Ben doubled over, unable to retort, barely able to breathe. Jonah tipped his head back and gave a whoop of sheer joy that sent seagulls wheeling off with offended croaks. He held on to Ben as the laughing fit subsided, eyes aglow, then shifted to sit next to him and snuggled close.

“I never, ever want to be in trouble for the rest of my life,” he said. “I just want to be with you.”

Ben leaned over to plant a kiss on his tousled hair. “I love you, Jay.”

Jonah’s eyes widened at the pet name, so long unused. His unstoppable smile lit his face, and Ben felt the responsive prickle all over his skin. “I love you too.”

They watched the sea from their rocky perch for hours, holding hands, kissing sometimes, talking now and then, mostly enjoying the clear air. Jonah had bread and cheese in his bag, and found a spring to drink from after he’d got Ben back up to the clifftop. At last they strolled back from the clifftop, hand in hand until Jonah sniffed the air and warned, “Someone coming.”

Ben hadn’t thought of lovemaking on a three-foot ledge over a precipitous drop, or afterwards, when all he wanted to do was feel Jonah’s glowing pleasure in being by his side.

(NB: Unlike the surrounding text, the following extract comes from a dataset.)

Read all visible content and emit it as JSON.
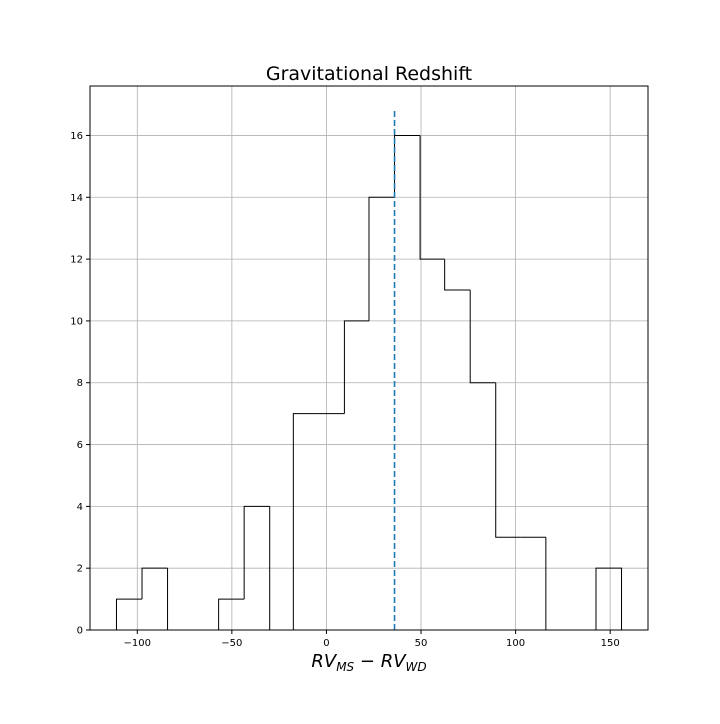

But as they approached the Green Man, the thought of the night to come, a shared bed, leapt into his mind, and suddenly his mouth was dry.

“Jay…”

“Long time till night?” Jonah enquired, and there was the same need in his eyes.

In a safe place, they would have gone to bed at once. There was no safe place, though this was as close as Ben felt they’d find in a hurry, so instead they ate. Mrs. Linney—Dora—had put out bread and cold meats for the family, workers included, and when they’d finished Agnes tugged at Ben’s sleeve and held out The Pickwick Papers.

Ben read to them all in the parlour. He missed Jonah’s head resting against his legs, but at least he was curled in a chair opposite, listening intently. Dora and Bethany knitted, as Agnes lay on the hearthrug, staring into the fire. It felt stupidly safe, dangerously good.

“Bed,” Dora told them all at last. “Lots to be done tomorrow.”

“I might have a crack at that roof, see if I can patch it up a little,” Jonah said. “The good weather won’t last.”

“You’re right there,” Dora said. “Never does.”